Napolitano non intende frenare o dilazionare la crisi. Lo ha spiegato nei giorni scorsi a tutti i suoi interlocutori. Ma neppure sembra disposto ad assistere passivamente a scontri e contrapposizioni frontali che potrebbero produrre gravi danni. Perciò ha invocato il senso di responsabilità nazionale delle forze politiche. Sabato sembrava fatta e il Quirinale aveva sottolineato con soddisfazione un consenso generale, una ampia "sintonia" fra governo e opposizioni su questo punto. Ma in realtà le tensioni non si erano placate. Si è visto quando è proseguita la "guerra delle mozioni". La maggioranza ha messo in campo una mozione di fiducia al governo Belrusconi, chiedendo di votarla al più presto al Senato, il ramo del Parlamento in cui il governo avrebbe un consenso pressoché certo. L'opposizione (Pd-Idv) ha reagito presentando una mozione di sfiducia alla Camera, dove la fronda finiana e dell'Mpa fa pendere la bilancia contro il governo.     Domani, sia al Senato che alla Camera, i capigruppo avrebbero dovuto decidere quando mettere in discussione l'una e l'altra. La richiesta di Napolitano ai presidenti delle Camere, di incontrarsi per discutere di queste e di altre questioni al Quirinale, ha fatto rinviare le riunioni.    Sembra evidente che il capo dello Stato voglia impegnare solennemente i due presidenti, che ormai si trovano su sponde politiche opposte, affinché organizzino i lavori parlamentari in modo da rispettare la scadenza "inderogabile" dell'approvazione della legge di bilancio. Non sarebbe una novità perché così "d'altronde ci si regolò analogamente nelle vicende di fine anno 1994", ha fatto osservare Napolitano.    
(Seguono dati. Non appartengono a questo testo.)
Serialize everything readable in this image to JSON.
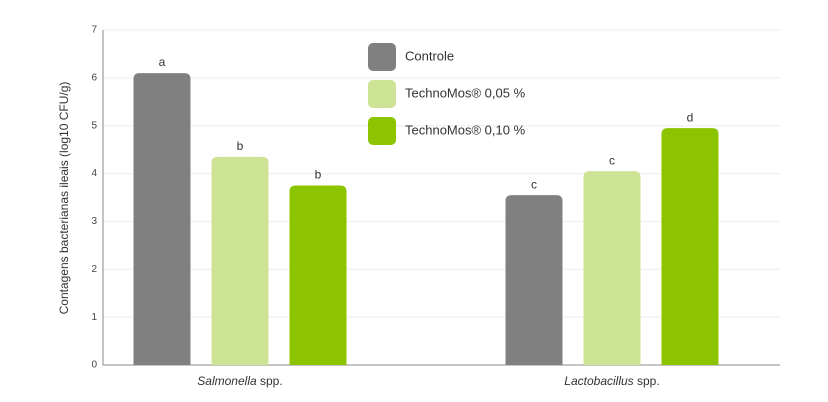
{
  "chart_data": {
    "type": "bar",
    "y_label": "Contagens bacterianas ileais (log10 CFU/g)",
    "categories": [
      "Salmonella spp.",
      "Lactobacillus spp."
    ],
    "series": [
      {
        "name": "Controle",
        "color": "#808080",
        "values": [
          6.1,
          3.55
        ],
        "letters": [
          "a",
          "c"
        ]
      },
      {
        "name": "TechnoMos® 0,05 %",
        "color": "#cde396",
        "values": [
          4.35,
          4.05
        ],
        "letters": [
          "b",
          "c"
        ]
      },
      {
        "name": "TechnoMos® 0,10 %",
        "color": "#8cc400",
        "values": [
          3.75,
          4.95
        ],
        "letters": [
          "b",
          "d"
        ]
      }
    ],
    "ylim": [
      0,
      7
    ],
    "yticks": [
      0,
      1,
      2,
      3,
      4,
      5,
      6,
      7
    ],
    "grid": true
  }
}
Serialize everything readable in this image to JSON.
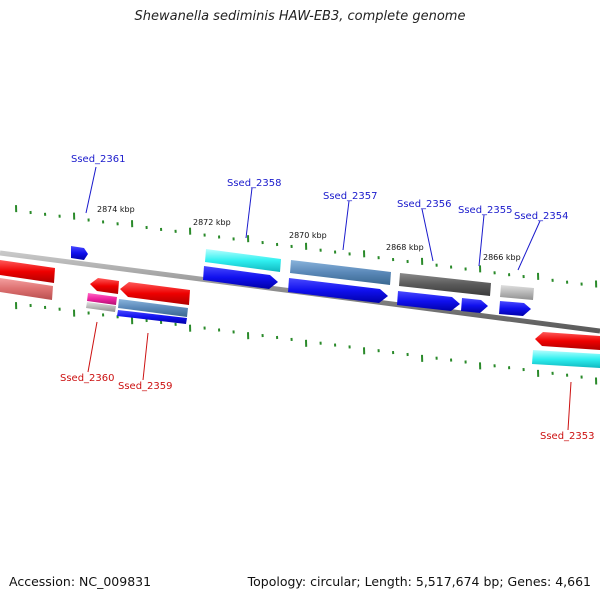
{
  "title": "Shewanella sediminis HAW-EB3, complete genome",
  "accession": "Accession: NC_009831",
  "stats": "Topology: circular; Length: 5,517,674 bp; Genes: 4,661",
  "colors": {
    "forward_label": "#1a1acc",
    "reverse_label": "#cc1111",
    "tick": "#2a8a2a",
    "backbone": "#8a8a8a"
  },
  "ruler": [
    {
      "label": "2874 kbp"
    },
    {
      "label": "2872 kbp"
    },
    {
      "label": "2870 kbp"
    },
    {
      "label": "2868 kbp"
    },
    {
      "label": "2866 kbp"
    }
  ],
  "gene_labels": [
    {
      "name": "Ssed_2361",
      "strand": "forward"
    },
    {
      "name": "Ssed_2358",
      "strand": "forward"
    },
    {
      "name": "Ssed_2357",
      "strand": "forward"
    },
    {
      "name": "Ssed_2356",
      "strand": "forward"
    },
    {
      "name": "Ssed_2355",
      "strand": "forward"
    },
    {
      "name": "Ssed_2354",
      "strand": "forward"
    },
    {
      "name": "Ssed_2360",
      "strand": "reverse"
    },
    {
      "name": "Ssed_2359",
      "strand": "reverse"
    },
    {
      "name": "Ssed_2353",
      "strand": "reverse"
    }
  ]
}
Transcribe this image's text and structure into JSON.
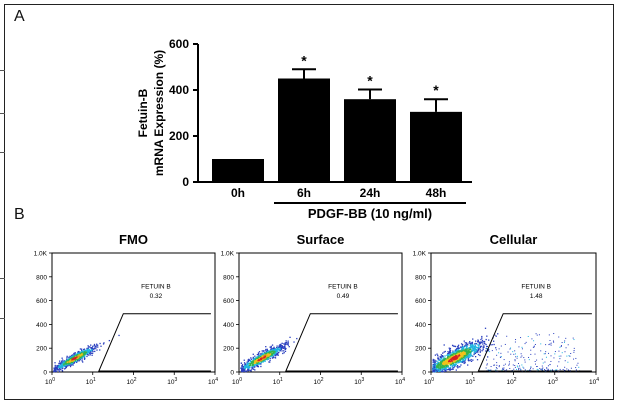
{
  "panel_a": {
    "label": "A",
    "chart_data": {
      "type": "bar",
      "ylabel_line1": "Fetuin-B",
      "ylabel_line2": "mRNA Expression (%)",
      "categories": [
        "0h",
        "6h",
        "24h",
        "48h"
      ],
      "values": [
        100,
        450,
        360,
        305
      ],
      "errors": [
        0,
        40,
        42,
        55
      ],
      "significance": [
        "",
        "*",
        "*",
        "*"
      ],
      "ylim": [
        0,
        600
      ],
      "yticks": [
        "0",
        "200",
        "400",
        "600"
      ],
      "ytick_values": [
        0,
        200,
        400,
        600
      ],
      "treatment_label": "PDGF-BB (10 ng/ml)",
      "bar_color": "#000000"
    }
  },
  "panel_b": {
    "label": "B",
    "chart_data": [
      {
        "type": "scatter",
        "title": "FMO",
        "gate_label": "FETUIN B",
        "gate_value": "0.32",
        "spread": 0.0
      },
      {
        "type": "scatter",
        "title": "Surface",
        "gate_label": "FETUIN B",
        "gate_value": "0.49",
        "spread": 0.2
      },
      {
        "type": "scatter",
        "title": "Cellular",
        "gate_label": "FETUIN B",
        "gate_value": "1.48",
        "spread": 1.0
      }
    ],
    "y_ticks": [
      "0",
      "200",
      "400",
      "600",
      "800",
      "1.0K"
    ],
    "y_tick_values": [
      0,
      200,
      400,
      600,
      800,
      1000
    ],
    "x_ticks": [
      {
        "base": "10",
        "exp": "0",
        "value": 0
      },
      {
        "base": "10",
        "exp": "1",
        "value": 1
      },
      {
        "base": "10",
        "exp": "2",
        "value": 2
      },
      {
        "base": "10",
        "exp": "3",
        "value": 3
      },
      {
        "base": "10",
        "exp": "4",
        "value": 4
      }
    ]
  }
}
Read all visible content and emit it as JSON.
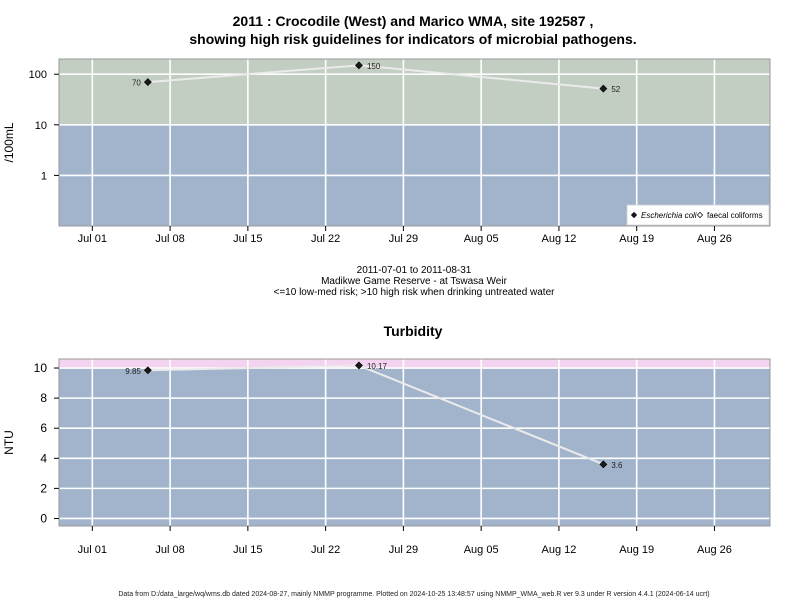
{
  "chart_data": [
    {
      "type": "line",
      "title_lines": [
        "2011 : Crocodile (West) and Marico WMA, site 192587 ,",
        "showing high risk guidelines for indicators of microbial pathogens."
      ],
      "ylabel": "/100mL",
      "y_scale": "log10",
      "ylim": [
        0.1,
        200
      ],
      "y_ticks": [
        1,
        10,
        100
      ],
      "y_tick_labels": [
        "1",
        "10",
        "100"
      ],
      "x_range": [
        "2011-06-28",
        "2011-08-31"
      ],
      "x_ticks": [
        "2011-07-01",
        "2011-07-08",
        "2011-07-15",
        "2011-07-22",
        "2011-07-29",
        "2011-08-05",
        "2011-08-12",
        "2011-08-19",
        "2011-08-26"
      ],
      "x_tick_labels": [
        "Jul 01",
        "Jul 08",
        "Jul 15",
        "Jul 22",
        "Jul 29",
        "Aug 05",
        "Aug 12",
        "Aug 19",
        "Aug 26"
      ],
      "grid": true,
      "risk_bands": [
        {
          "from": 0.1,
          "to": 10,
          "color": "#a2b4cc"
        },
        {
          "from": 10,
          "to": 200,
          "color": "#c2cec2"
        }
      ],
      "series": [
        {
          "name": "Escherichia coli",
          "marker": "filled-diamond",
          "line_color": "#ebebeb",
          "x": [
            "2011-07-06",
            "2011-07-25",
            "2011-08-16"
          ],
          "y": [
            70,
            150,
            52
          ],
          "labels": [
            "70",
            "150",
            "52"
          ]
        }
      ],
      "legend": {
        "position": "bottom-right",
        "entries": [
          {
            "label": "Escherichia coli",
            "marker": "filled-diamond",
            "italic": true
          },
          {
            "label": "faecal coliforms",
            "marker": "open-diamond",
            "italic": false
          }
        ]
      },
      "caption_lines": [
        "2011-07-01 to 2011-08-31",
        "Madikwe Game Reserve - at Tswasa Weir",
        "<=10 low-med risk; >10 high risk when drinking untreated water"
      ]
    },
    {
      "type": "line",
      "title": "Turbidity",
      "ylabel": "NTU",
      "y_scale": "linear",
      "ylim": [
        -0.5,
        10.6
      ],
      "y_ticks": [
        0,
        2,
        4,
        6,
        8,
        10
      ],
      "y_tick_labels": [
        "0",
        "2",
        "4",
        "6",
        "8",
        "10"
      ],
      "x_range": [
        "2011-06-28",
        "2011-08-31"
      ],
      "x_ticks": [
        "2011-07-01",
        "2011-07-08",
        "2011-07-15",
        "2011-07-22",
        "2011-07-29",
        "2011-08-05",
        "2011-08-12",
        "2011-08-19",
        "2011-08-26"
      ],
      "x_tick_labels": [
        "Jul 01",
        "Jul 08",
        "Jul 15",
        "Jul 22",
        "Jul 29",
        "Aug 05",
        "Aug 12",
        "Aug 19",
        "Aug 26"
      ],
      "grid": true,
      "risk_bands": [
        {
          "from": -0.5,
          "to": 10,
          "color": "#a2b4cc"
        },
        {
          "from": 10,
          "to": 10.6,
          "color": "#f3d3ef"
        }
      ],
      "series": [
        {
          "marker": "filled-diamond",
          "line_color": "#ebebeb",
          "x": [
            "2011-07-06",
            "2011-07-25",
            "2011-08-16"
          ],
          "y": [
            9.85,
            10.17,
            3.6
          ],
          "labels": [
            "9.85",
            "10.17",
            "3.6"
          ]
        }
      ]
    }
  ],
  "footer": "Data from D:/data_large/wq/wms.db dated 2024-08-27, mainly NMMP programme. Plotted on 2024-10-25 13:48:57 using NMMP_WMA_web.R ver 9.3 under R version 4.4.1 (2024-06-14 ucrt)"
}
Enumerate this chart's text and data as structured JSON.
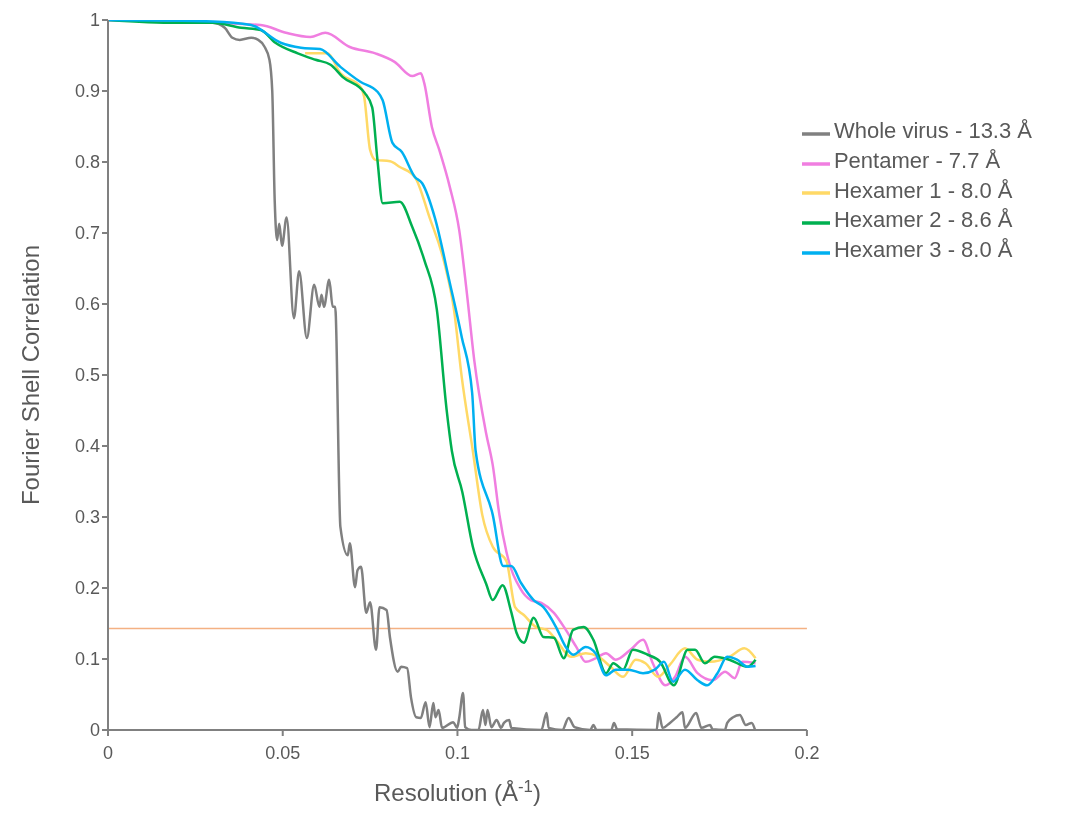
{
  "chart_data": {
    "type": "line",
    "xlabel": "Resolution (Å$^{-1}$)",
    "ylabel": "Fourier Shell Correlation",
    "xlim": [
      0,
      0.2
    ],
    "xticks": [
      0,
      0.05,
      0.1,
      0.15,
      0.2
    ],
    "ylim": [
      0,
      1
    ],
    "yticks": [
      0,
      0.1,
      0.2,
      0.3,
      0.4,
      0.5,
      0.6,
      0.7,
      0.8,
      0.9,
      1
    ],
    "grid": false,
    "legend": "top right",
    "marker": "none",
    "line_style": "solid",
    "ref_lines": [
      {
        "axis": "y",
        "value": 0.143,
        "color": "#f4b183"
      }
    ],
    "series": [
      {
        "name": "Whole virus - 13.3 Å",
        "color": "#808080",
        "x": [
          0,
          0.03,
          0.0334,
          0.0356,
          0.0377,
          0.041,
          0.043,
          0.0447,
          0.0462,
          0.047,
          0.0477,
          0.0484,
          0.049,
          0.0498,
          0.0511,
          0.0532,
          0.0547,
          0.0569,
          0.059,
          0.0605,
          0.0611,
          0.0618,
          0.0633,
          0.0643,
          0.065,
          0.0665,
          0.0686,
          0.0692,
          0.0707,
          0.0714,
          0.0724,
          0.0739,
          0.075,
          0.0767,
          0.0777,
          0.0797,
          0.0807,
          0.0829,
          0.0839,
          0.0856,
          0.0867,
          0.0882,
          0.0895,
          0.0909,
          0.092,
          0.0931,
          0.0937,
          0.0946,
          0.0956,
          0.0988,
          0.0999,
          0.1005,
          0.1016,
          0.1022,
          0.104,
          0.106,
          0.1073,
          0.108,
          0.1086,
          0.1097,
          0.1112,
          0.1125,
          0.1133,
          0.1148,
          0.1154,
          0.124,
          0.1255,
          0.1261,
          0.13,
          0.1318,
          0.1335,
          0.138,
          0.1389,
          0.1398,
          0.144,
          0.1448,
          0.1457,
          0.157,
          0.1576,
          0.1587,
          0.1608,
          0.1627,
          0.1644,
          0.1651,
          0.1683,
          0.1698,
          0.1723,
          0.173,
          0.1765,
          0.1772,
          0.1789,
          0.1808,
          0.1825,
          0.1842,
          0.1851
        ],
        "values": [
          1,
          0.996,
          0.989,
          0.975,
          0.972,
          0.975,
          0.972,
          0.963,
          0.944,
          0.9,
          0.746,
          0.69,
          0.713,
          0.682,
          0.722,
          0.58,
          0.646,
          0.552,
          0.627,
          0.596,
          0.613,
          0.596,
          0.634,
          0.596,
          0.596,
          0.286,
          0.246,
          0.263,
          0.201,
          0.225,
          0.23,
          0.165,
          0.18,
          0.113,
          0.173,
          0.169,
          0.13,
          0.082,
          0.089,
          0.087,
          0.046,
          0.018,
          0.017,
          0.039,
          0.004,
          0.038,
          0.018,
          0.028,
          0.003,
          0.011,
          0.003,
          0.017,
          0.052,
          0.004,
          0,
          0,
          0.028,
          0.007,
          0.028,
          0.004,
          0.014,
          0.003,
          0.01,
          0.014,
          0.003,
          0,
          0.024,
          0.003,
          0,
          0.017,
          0.004,
          0,
          0.007,
          0,
          0,
          0.01,
          0.001,
          0,
          0.024,
          0.003,
          0.01,
          0.018,
          0.025,
          0.003,
          0.024,
          0.003,
          0.007,
          0.001,
          0,
          0.01,
          0.018,
          0.021,
          0.007,
          0.01,
          0.001
        ]
      },
      {
        "name": "Pentamer - 7.7 Å",
        "color": "#f07ee0",
        "x": [
          0,
          0.0437,
          0.0509,
          0.0579,
          0.0622,
          0.0692,
          0.0765,
          0.082,
          0.0871,
          0.0895,
          0.0905,
          0.0927,
          0.0948,
          0.0978,
          0.1005,
          0.1027,
          0.1048,
          0.1082,
          0.1101,
          0.112,
          0.114,
          0.118,
          0.121,
          0.124,
          0.1276,
          0.131,
          0.134,
          0.1367,
          0.1395,
          0.1425,
          0.1453,
          0.1495,
          0.1531,
          0.1559,
          0.1595,
          0.1623,
          0.1651,
          0.1687,
          0.173,
          0.1766,
          0.1793,
          0.1815,
          0.1853
        ],
        "values": [
          1,
          0.993,
          0.982,
          0.976,
          0.982,
          0.962,
          0.953,
          0.941,
          0.921,
          0.925,
          0.911,
          0.849,
          0.817,
          0.765,
          0.704,
          0.615,
          0.521,
          0.418,
          0.373,
          0.303,
          0.251,
          0.199,
          0.183,
          0.179,
          0.165,
          0.141,
          0.117,
          0.096,
          0.101,
          0.108,
          0.099,
          0.113,
          0.127,
          0.094,
          0.063,
          0.075,
          0.103,
          0.08,
          0.07,
          0.082,
          0.073,
          0.096,
          0.094
        ]
      },
      {
        "name": "Hexamer 1 - 8.0 Å",
        "color": "#ffd966",
        "x": [
          0.0564,
          0.0628,
          0.0665,
          0.0722,
          0.0733,
          0.075,
          0.0765,
          0.0807,
          0.0835,
          0.0878,
          0.092,
          0.0963,
          0.099,
          0.1012,
          0.1044,
          0.1071,
          0.1101,
          0.114,
          0.1165,
          0.119,
          0.1225,
          0.1255,
          0.1282,
          0.1325,
          0.1367,
          0.1404,
          0.1438,
          0.1474,
          0.151,
          0.1538,
          0.1574,
          0.1608,
          0.1651,
          0.1687,
          0.1723,
          0.1778,
          0.1821,
          0.1853
        ],
        "values": [
          0.953,
          0.953,
          0.925,
          0.906,
          0.892,
          0.817,
          0.803,
          0.801,
          0.793,
          0.779,
          0.722,
          0.657,
          0.592,
          0.498,
          0.393,
          0.303,
          0.258,
          0.238,
          0.173,
          0.162,
          0.145,
          0.141,
          0.127,
          0.103,
          0.108,
          0.103,
          0.089,
          0.075,
          0.099,
          0.094,
          0.075,
          0.092,
          0.115,
          0.099,
          0.096,
          0.103,
          0.115,
          0.101
        ]
      },
      {
        "name": "Hexamer 2 - 8.6 Å",
        "color": "#00b050",
        "x": [
          0,
          0.0196,
          0.03,
          0.0381,
          0.0437,
          0.0479,
          0.0543,
          0.0594,
          0.0637,
          0.0671,
          0.0735,
          0.0756,
          0.0771,
          0.0786,
          0.0835,
          0.0871,
          0.0905,
          0.0941,
          0.0969,
          0.0984,
          0.1014,
          0.1044,
          0.1082,
          0.1101,
          0.1129,
          0.1154,
          0.1169,
          0.119,
          0.1218,
          0.1246,
          0.1276,
          0.1304,
          0.1331,
          0.1361,
          0.1389,
          0.1425,
          0.1446,
          0.1474,
          0.1502,
          0.1544,
          0.158,
          0.1619,
          0.1659,
          0.168,
          0.1708,
          0.1736,
          0.1778,
          0.183,
          0.1853
        ],
        "values": [
          1,
          0.996,
          0.996,
          0.989,
          0.986,
          0.968,
          0.953,
          0.944,
          0.937,
          0.92,
          0.897,
          0.877,
          0.803,
          0.742,
          0.744,
          0.708,
          0.662,
          0.592,
          0.451,
          0.393,
          0.335,
          0.258,
          0.206,
          0.183,
          0.204,
          0.166,
          0.137,
          0.123,
          0.158,
          0.131,
          0.13,
          0.101,
          0.141,
          0.145,
          0.127,
          0.08,
          0.094,
          0.085,
          0.113,
          0.106,
          0.096,
          0.063,
          0.113,
          0.113,
          0.094,
          0.103,
          0.099,
          0.089,
          0.099
        ]
      },
      {
        "name": "Hexamer 3 - 8.0 Å",
        "color": "#00b0f0",
        "x": [
          0,
          0.03,
          0.0409,
          0.0494,
          0.0552,
          0.0607,
          0.0665,
          0.0722,
          0.0771,
          0.0786,
          0.0814,
          0.0841,
          0.0878,
          0.0899,
          0.0935,
          0.0978,
          0.1012,
          0.1042,
          0.1052,
          0.1101,
          0.1131,
          0.1154,
          0.1182,
          0.1218,
          0.1246,
          0.1282,
          0.131,
          0.1331,
          0.1367,
          0.1395,
          0.1425,
          0.1453,
          0.1489,
          0.1531,
          0.1565,
          0.1591,
          0.1617,
          0.1651,
          0.1687,
          0.1715,
          0.1744,
          0.1772,
          0.18,
          0.183,
          0.1853
        ],
        "values": [
          1,
          0.998,
          0.993,
          0.968,
          0.961,
          0.959,
          0.934,
          0.913,
          0.899,
          0.887,
          0.827,
          0.814,
          0.779,
          0.77,
          0.722,
          0.63,
          0.554,
          0.475,
          0.393,
          0.303,
          0.231,
          0.231,
          0.207,
          0.183,
          0.173,
          0.145,
          0.117,
          0.106,
          0.117,
          0.108,
          0.077,
          0.085,
          0.085,
          0.08,
          0.085,
          0.096,
          0.068,
          0.085,
          0.07,
          0.063,
          0.08,
          0.103,
          0.099,
          0.089,
          0.09
        ]
      }
    ]
  }
}
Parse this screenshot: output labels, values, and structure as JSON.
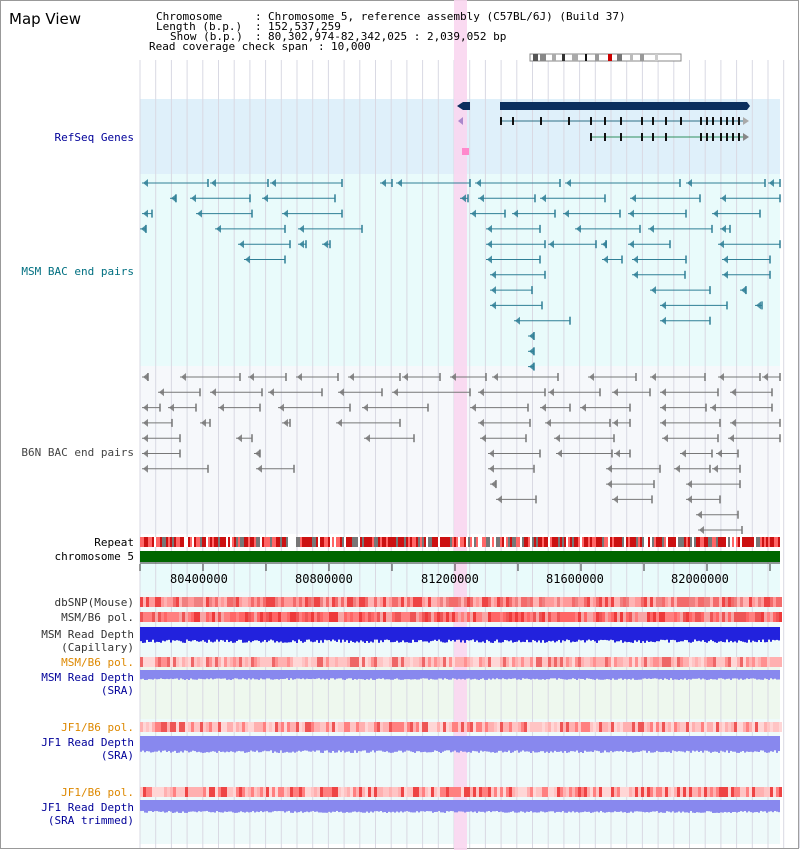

In effetti quell'anno, in una situazione analoga ma non uguale (alcuni partiti chiedevano le dimissioni del governo a seguito dell'avviso di garanzia al presidente del Consiglio Berlusconi, ma non erano state  presentate mozioni di sfiducia) il presidente della Repubblica, Oscar Luigi Scalfaro, il 23 novembre, riunì al Colle i presidenti di Camera e Senato, diffuse una nota che tagliò la testa al toro. "Il Capo dello Stato e i Presidenti delle due Camere - si leggeva in quella nota - si attendono una  serena prosecuzione in Senato della discussione dei documenti di bilancio, indispensabili per la vita dello Stato, in vista della loro definitiva approvazione nei termini stabiliti dalla Costituzione".  La sfiducia al governo Berlusconi fu votata il 21 dicembre, dopo la finanziaria. Anche stavolta il calcolo dei tempi potrebbe portare verso quella soglia natalizia.